The tough times faced by the economy, however, are not expected to pass soon. There are external factors affecting the situation, namely global sentiment, especially related to the US Federal Reserve’s plan to raise interest rates in the coming months.
This negative sentiment continues to put pressure on the rupiah exchange rate, which penetrated the psychological level of Rp 14,000 per US dollar this week, while the Jakarta Composite Index (JCI) dropped to 5,774.7 amid the massive selling of stocks by investors.
We should not allow the weakening of the rupiah and the JCI to continue with the potential to endanger the fundamentals of the economy, purchasing power and sustainability of the business sector. Intervention efforts have been carried out by BI, but the rupiah is unmoved. Pressure on the government to intervene through the buyback of shares/bonds of the state had also emerged in order to stem the weakening rate of the rupiah and JCI, which is considered excessive.
Since late January, capital outflows from the stock market and bond market reached more than Rp 61 trillion. However, intervention measures in the market cannot be done continuously, without being coupled with more aggressive steps to improve economic fundamentals, to restore investor confidence in the market. Without it, efforts to attract investors back will not be effective.
Worries about the fundamentals of the economy become an important factor contributing to the weakening of the rupiah and the index. Even though the macroeconomy in general is quite good – as reflected by low inflation, positive trade and current-account balances, and prudent fiscal measures with a budget deficit under control at 2.19 percent of the GDP – the realization of Q1/2018 GDP growth, which was below expectations, makes investors question the fundamentals of the economy.
The effort to attract investors back will not succeed without more serious efforts to restore confidence. One of them is by maintaining credible policy amid global uncertainty. Managing the pressure of rising crude oil prices could have an impact on the state budget. Coordination between the fiscal side, monetary and real sector is important here.
The wave of foreign capital outflows from emerging markets to developed countries is expected to ease in the coming months and some will return to the emerging markets. The cause is saturation in the markets of developed countries themselves. There is a need for diversification, as well as the fact that investment in the emerging markets is still very promising.

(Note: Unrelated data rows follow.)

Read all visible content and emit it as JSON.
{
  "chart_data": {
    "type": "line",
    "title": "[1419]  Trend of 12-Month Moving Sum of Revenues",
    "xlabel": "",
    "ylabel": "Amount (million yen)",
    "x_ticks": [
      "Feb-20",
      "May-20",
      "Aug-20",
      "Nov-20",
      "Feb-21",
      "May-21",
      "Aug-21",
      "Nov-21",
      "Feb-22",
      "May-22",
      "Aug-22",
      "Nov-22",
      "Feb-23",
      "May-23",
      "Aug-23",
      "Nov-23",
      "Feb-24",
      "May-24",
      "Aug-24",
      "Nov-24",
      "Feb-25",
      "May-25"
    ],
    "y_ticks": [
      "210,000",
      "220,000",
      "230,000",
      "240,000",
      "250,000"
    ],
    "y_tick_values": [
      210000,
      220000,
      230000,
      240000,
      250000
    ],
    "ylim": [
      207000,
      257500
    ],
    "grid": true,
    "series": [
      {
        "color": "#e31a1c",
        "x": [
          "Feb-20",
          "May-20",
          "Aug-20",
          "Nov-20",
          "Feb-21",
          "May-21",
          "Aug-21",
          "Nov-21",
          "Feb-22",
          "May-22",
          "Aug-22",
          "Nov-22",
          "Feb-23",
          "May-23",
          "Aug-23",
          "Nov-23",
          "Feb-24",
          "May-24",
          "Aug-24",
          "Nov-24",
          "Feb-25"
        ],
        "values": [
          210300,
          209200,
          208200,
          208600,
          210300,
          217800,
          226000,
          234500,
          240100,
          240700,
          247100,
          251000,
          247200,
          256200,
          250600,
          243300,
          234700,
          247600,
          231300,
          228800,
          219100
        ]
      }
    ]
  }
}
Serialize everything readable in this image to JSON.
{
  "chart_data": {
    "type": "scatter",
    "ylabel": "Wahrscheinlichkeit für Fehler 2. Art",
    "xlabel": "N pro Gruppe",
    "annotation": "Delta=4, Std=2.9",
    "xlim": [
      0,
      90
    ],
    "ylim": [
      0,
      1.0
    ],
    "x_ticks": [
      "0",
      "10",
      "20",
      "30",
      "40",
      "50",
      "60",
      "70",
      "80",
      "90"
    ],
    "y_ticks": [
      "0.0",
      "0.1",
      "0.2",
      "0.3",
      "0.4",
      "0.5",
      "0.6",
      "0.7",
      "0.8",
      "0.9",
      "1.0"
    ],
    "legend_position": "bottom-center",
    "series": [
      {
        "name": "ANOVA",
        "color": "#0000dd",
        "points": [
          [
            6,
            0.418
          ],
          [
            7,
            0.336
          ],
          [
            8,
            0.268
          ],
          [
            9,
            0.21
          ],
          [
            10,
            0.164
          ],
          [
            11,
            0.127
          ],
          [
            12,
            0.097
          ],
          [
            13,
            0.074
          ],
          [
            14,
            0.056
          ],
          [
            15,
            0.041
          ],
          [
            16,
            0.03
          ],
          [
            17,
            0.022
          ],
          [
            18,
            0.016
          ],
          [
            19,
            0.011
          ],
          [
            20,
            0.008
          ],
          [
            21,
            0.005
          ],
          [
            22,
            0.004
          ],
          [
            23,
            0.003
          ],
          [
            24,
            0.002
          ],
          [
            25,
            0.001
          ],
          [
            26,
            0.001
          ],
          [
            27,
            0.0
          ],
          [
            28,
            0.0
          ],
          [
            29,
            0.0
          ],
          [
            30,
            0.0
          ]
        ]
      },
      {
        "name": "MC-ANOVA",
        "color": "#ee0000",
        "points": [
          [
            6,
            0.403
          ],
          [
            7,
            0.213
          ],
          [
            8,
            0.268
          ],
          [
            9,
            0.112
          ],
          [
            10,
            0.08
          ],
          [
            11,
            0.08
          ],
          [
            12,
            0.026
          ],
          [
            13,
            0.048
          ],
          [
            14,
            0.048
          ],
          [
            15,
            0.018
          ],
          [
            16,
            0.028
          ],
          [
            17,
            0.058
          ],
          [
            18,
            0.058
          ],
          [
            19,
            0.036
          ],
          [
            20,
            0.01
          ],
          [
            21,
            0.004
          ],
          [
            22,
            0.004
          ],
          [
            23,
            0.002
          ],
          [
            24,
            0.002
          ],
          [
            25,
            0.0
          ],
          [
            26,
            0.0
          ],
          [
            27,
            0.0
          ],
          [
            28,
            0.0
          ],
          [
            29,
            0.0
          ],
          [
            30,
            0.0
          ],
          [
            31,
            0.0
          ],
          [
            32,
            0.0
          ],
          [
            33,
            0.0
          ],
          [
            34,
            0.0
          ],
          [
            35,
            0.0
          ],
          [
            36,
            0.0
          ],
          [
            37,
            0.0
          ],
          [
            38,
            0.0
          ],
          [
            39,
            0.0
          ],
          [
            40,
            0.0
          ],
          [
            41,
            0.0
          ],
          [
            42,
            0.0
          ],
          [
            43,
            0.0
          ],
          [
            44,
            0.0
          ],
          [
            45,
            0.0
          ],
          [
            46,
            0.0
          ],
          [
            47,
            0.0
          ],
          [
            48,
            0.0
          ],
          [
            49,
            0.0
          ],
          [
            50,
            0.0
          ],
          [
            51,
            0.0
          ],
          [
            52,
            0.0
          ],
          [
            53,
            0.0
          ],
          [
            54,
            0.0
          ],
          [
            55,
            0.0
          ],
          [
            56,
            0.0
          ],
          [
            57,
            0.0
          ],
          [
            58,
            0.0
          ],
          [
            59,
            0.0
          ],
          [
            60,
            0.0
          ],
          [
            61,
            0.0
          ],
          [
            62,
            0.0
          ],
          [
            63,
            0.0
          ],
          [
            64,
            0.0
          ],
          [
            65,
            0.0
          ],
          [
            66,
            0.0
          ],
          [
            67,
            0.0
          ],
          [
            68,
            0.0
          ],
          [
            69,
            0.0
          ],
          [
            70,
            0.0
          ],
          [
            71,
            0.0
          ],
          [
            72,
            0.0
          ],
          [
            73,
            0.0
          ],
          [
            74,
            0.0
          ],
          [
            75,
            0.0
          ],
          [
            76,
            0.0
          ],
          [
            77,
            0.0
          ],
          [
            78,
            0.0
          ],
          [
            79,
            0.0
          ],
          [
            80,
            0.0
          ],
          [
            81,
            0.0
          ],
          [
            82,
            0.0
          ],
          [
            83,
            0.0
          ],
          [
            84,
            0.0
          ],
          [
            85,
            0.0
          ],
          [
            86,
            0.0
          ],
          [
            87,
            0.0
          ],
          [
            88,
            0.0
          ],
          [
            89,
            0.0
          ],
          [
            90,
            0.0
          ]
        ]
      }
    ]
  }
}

We must ensure that Indonesia is ready when that happens. Indonesia, with its large economy, economic growth above 5 percent and a growing middle-income segment, is still a magnet for investors.
With improvements in debt rating, competitiveness index, ease of doing business index and a series of deregulation/debureaucratization policies carried out by Jokowi-Kalla government in the last three years, investment should be further boosted, not only its portfolio, but also in direct investment (foreign Investment).